Taiwan
Secondary Education
Although experimental programs such as "comprehensive" junior-senior high schools and "bilateral" high schools are becoming more commonplace, secondary education in Taiwan has customarily consisted of three main types: a senior academic high school, a senior vocational high school, and a five-year junior college. The normal ages for attending the first two are 15 to 18; for the junior college, 15 to 21. Although there are fewer vocational high schools than there are academic ones (204 as opposed to 228), 509,064 students attended vocational high school in 1997, as opposed to the 291,095 that attended academic high school during that year. Both academic and vocational high schools tend to be public schools. The five-year junior college program articulates with the junior high school in that it provides three years of secondary studies plus two years of college work. The last two years of this option closely approximate the structure of junior college programs found in the United States, and while it can lead to college, the five-year junior college is less effective than the academic high school in preparing students for the prerequisite college entrance examinations. Junior high school students must take an entrance examination to qualify to enter junior college; most of Taiwan's junior colleges are private.
The attendance of a senior vocational high school is not a presumed avenue to college entrance, and it is likely to be a student's final educational experience. On the other hand, the predominant preoccupation of students in senior academic high schools in Taiwan is preparing for the college entrance examinations. In July 2000, approximately 131,000 graduating high school students took the Joint University Entrance Examination (JUEE), which is also sometimes called the Joint College Entrance Examination (JCEE). The test is Taiwan's uniform national test for college admission. Initiated in 1954, the examination still looms as an unavoidable hurdle to be surmounted by all Taiwanese youth who aspire to a college education. However, in recent years, the JUEE has come under increasing criticism because of its emphasis on the rote memorization of texts, which is now seen as a major impediment to creative and independent thinking. As a result of this criticism and the broader call for educational reform, authorities have implemented a plan to replace the JUEE, which will be administered for the last time in July of 2002. The new test will be part of a more pluralistic system.

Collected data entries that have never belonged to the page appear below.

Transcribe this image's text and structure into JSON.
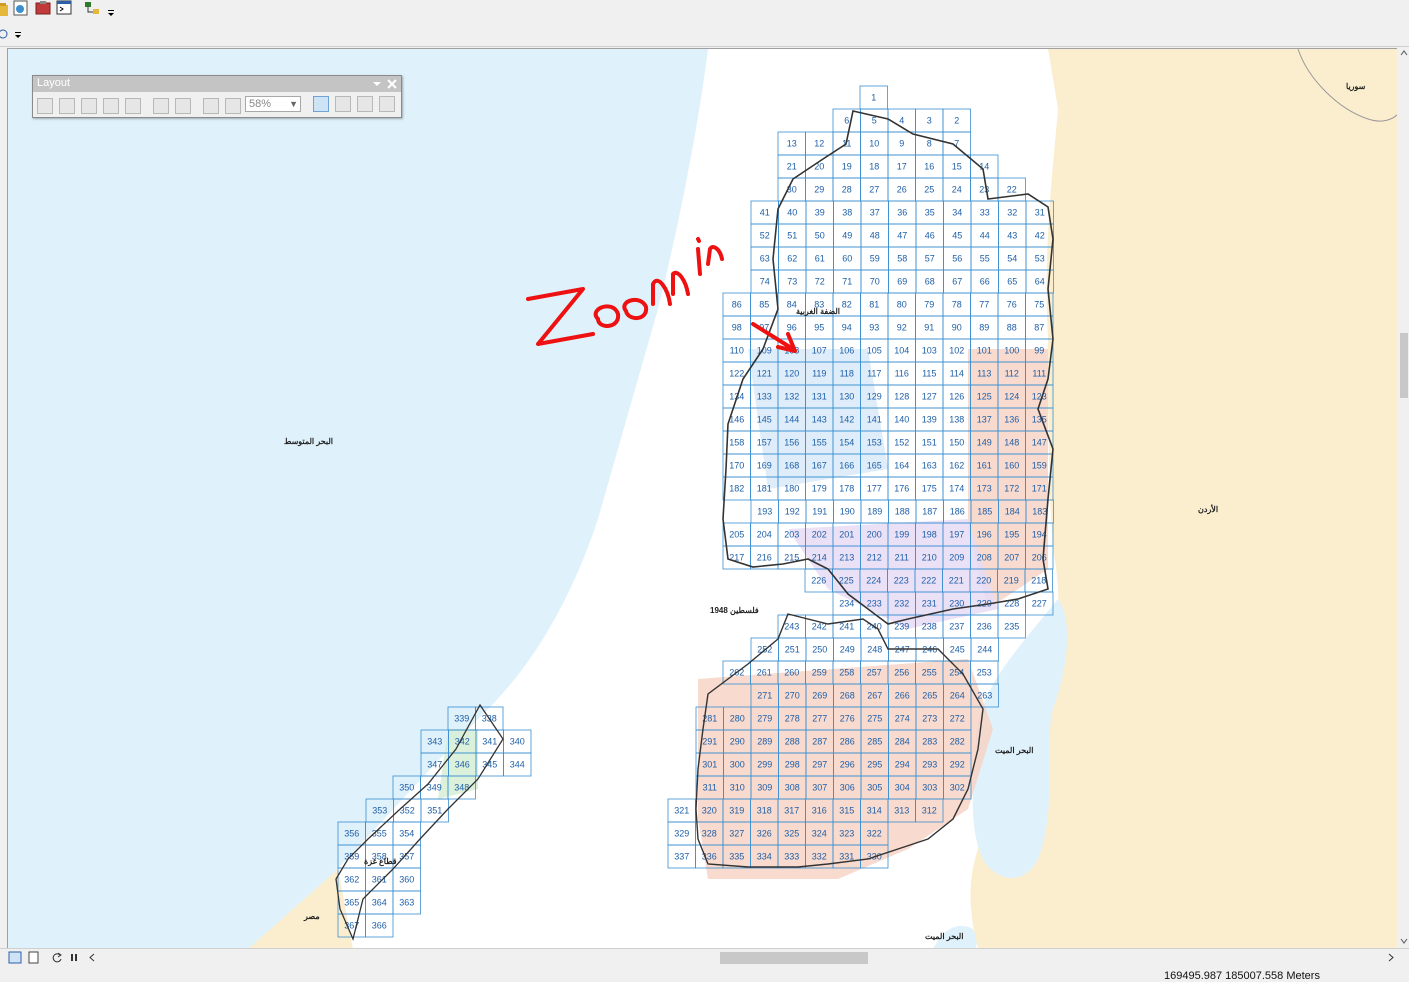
{
  "layout_toolbar": {
    "title": "Layout",
    "zoom_value": "58%"
  },
  "annotation": {
    "text": "Zoom in",
    "color": "#ee1111"
  },
  "map": {
    "labels": {
      "sea": "البحر المتوسط",
      "palestine48": "فلسطين 1948",
      "westbank": "الضفة الغربية",
      "gaza": "قطاع غزة",
      "egypt": "مصر",
      "deadsea": "البحر الميت",
      "deadsea2": "البحر الميت",
      "jordan": "الأردن",
      "syria": "سوريا"
    },
    "colors": {
      "sea": "#dff1fb",
      "land_neighbor": "#fbeecf",
      "grid_line": "#3a8fd1",
      "grid_text": "#1d5fa8",
      "region_pink": "#f7d3c6",
      "region_purple": "#e8dcf6",
      "region_green": "#d6efd6",
      "region_blue": "#d8eaf8"
    },
    "grid_rows": [
      [
        1
      ],
      [
        6,
        5,
        4,
        3,
        2
      ],
      [
        13,
        12,
        11,
        10,
        9,
        8,
        7
      ],
      [
        21,
        20,
        19,
        18,
        17,
        16,
        15,
        14
      ],
      [
        30,
        29,
        28,
        27,
        26,
        25,
        24,
        23,
        22
      ],
      [
        41,
        40,
        39,
        38,
        37,
        36,
        35,
        34,
        33,
        32,
        31
      ],
      [
        52,
        51,
        50,
        49,
        48,
        47,
        46,
        45,
        44,
        43,
        42
      ],
      [
        63,
        62,
        61,
        60,
        59,
        58,
        57,
        56,
        55,
        54,
        53
      ],
      [
        74,
        73,
        72,
        71,
        70,
        69,
        68,
        67,
        66,
        65,
        64
      ],
      [
        86,
        85,
        84,
        83,
        82,
        81,
        80,
        79,
        78,
        77,
        76,
        75
      ],
      [
        98,
        97,
        96,
        95,
        94,
        93,
        92,
        91,
        90,
        89,
        88,
        87
      ],
      [
        110,
        109,
        108,
        107,
        106,
        105,
        104,
        103,
        102,
        101,
        100,
        99
      ],
      [
        122,
        121,
        120,
        119,
        118,
        117,
        116,
        115,
        114,
        113,
        112,
        111
      ],
      [
        134,
        133,
        132,
        131,
        130,
        129,
        128,
        127,
        126,
        125,
        124,
        123
      ],
      [
        146,
        145,
        144,
        143,
        142,
        141,
        140,
        139,
        138,
        137,
        136,
        135
      ],
      [
        158,
        157,
        156,
        155,
        154,
        153,
        152,
        151,
        150,
        149,
        148,
        147
      ],
      [
        170,
        169,
        168,
        167,
        166,
        165,
        164,
        163,
        162,
        161,
        160,
        159
      ],
      [
        182,
        181,
        180,
        179,
        178,
        177,
        176,
        175,
        174,
        173,
        172,
        171
      ],
      [
        193,
        192,
        191,
        190,
        189,
        188,
        187,
        186,
        185,
        184,
        183
      ],
      [
        205,
        204,
        203,
        202,
        201,
        200,
        199,
        198,
        197,
        196,
        195,
        194
      ],
      [
        217,
        216,
        215,
        214,
        213,
        212,
        211,
        210,
        209,
        208,
        207,
        206
      ],
      [
        226,
        225,
        224,
        223,
        222,
        221,
        220,
        219,
        218
      ],
      [
        234,
        233,
        232,
        231,
        230,
        229,
        228,
        227
      ],
      [
        243,
        242,
        241,
        240,
        239,
        238,
        237,
        236,
        235
      ],
      [
        252,
        251,
        250,
        249,
        248,
        247,
        246,
        245,
        244
      ],
      [
        262,
        261,
        260,
        259,
        258,
        257,
        256,
        255,
        254,
        253
      ],
      [
        271,
        270,
        269,
        268,
        267,
        266,
        265,
        264,
        263
      ],
      [
        281,
        280,
        279,
        278,
        277,
        276,
        275,
        274,
        273,
        272
      ],
      [
        291,
        290,
        289,
        288,
        287,
        286,
        285,
        284,
        283,
        282
      ],
      [
        301,
        300,
        299,
        298,
        297,
        296,
        295,
        294,
        293,
        292
      ],
      [
        311,
        310,
        309,
        308,
        307,
        306,
        305,
        304,
        303,
        302
      ],
      [
        321,
        320,
        319,
        318,
        317,
        316,
        315,
        314,
        313,
        312
      ],
      [
        329,
        328,
        327,
        326,
        325,
        324,
        323,
        322
      ],
      [
        337,
        336,
        335,
        334,
        333,
        332,
        331,
        330
      ],
      [
        339,
        338
      ],
      [
        343,
        342,
        341,
        340
      ],
      [
        347,
        346,
        345,
        344
      ],
      [
        350,
        349,
        348
      ],
      [
        353,
        352,
        351
      ],
      [
        356,
        355,
        354
      ],
      [
        359,
        358,
        357
      ],
      [
        362,
        361,
        360
      ],
      [
        365,
        364,
        363
      ],
      [
        367,
        366
      ]
    ]
  },
  "status": {
    "coordinates": "169495.987  185007.558 Meters"
  }
}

Under this new system, which is designed to reduce the importance of taking exams in the admissions process, graduating high school students in Taiwan will have at least three avenues to college entrance that can be deployed either separately or in combination. First, students will be able to secure college by qualifying for school recommendations on the basis of their performance. Second, they will be able to earn admission on the basis of results from the Scholastic Attainment Test of College-Bound Seniors (SAT), which a record 132,168 graduating high school students in Taiwan took in February 2001 (thus surpassing the number that took the JUEE in 2000). Finally, the old JUEE is to be replaced in 2003 by a new test called the Designated Subject Test (DST). All testing will be conducted by the College Entrance Examination Center (CEEC), a government foundation established especially for the purpose of better facilitating the admissions process by improving examination quality. The new system for university admission will require that almost all students take the Taiwanese version of the SAT, which is comprised of five subjects: Chinese, English, mathematics, natural science, and social science. However, although they may refer to test results as criteria for admittance, admissions officials will no longer be permitted to use such results to dictate a student's collegiate future, as was the case with the JUEE.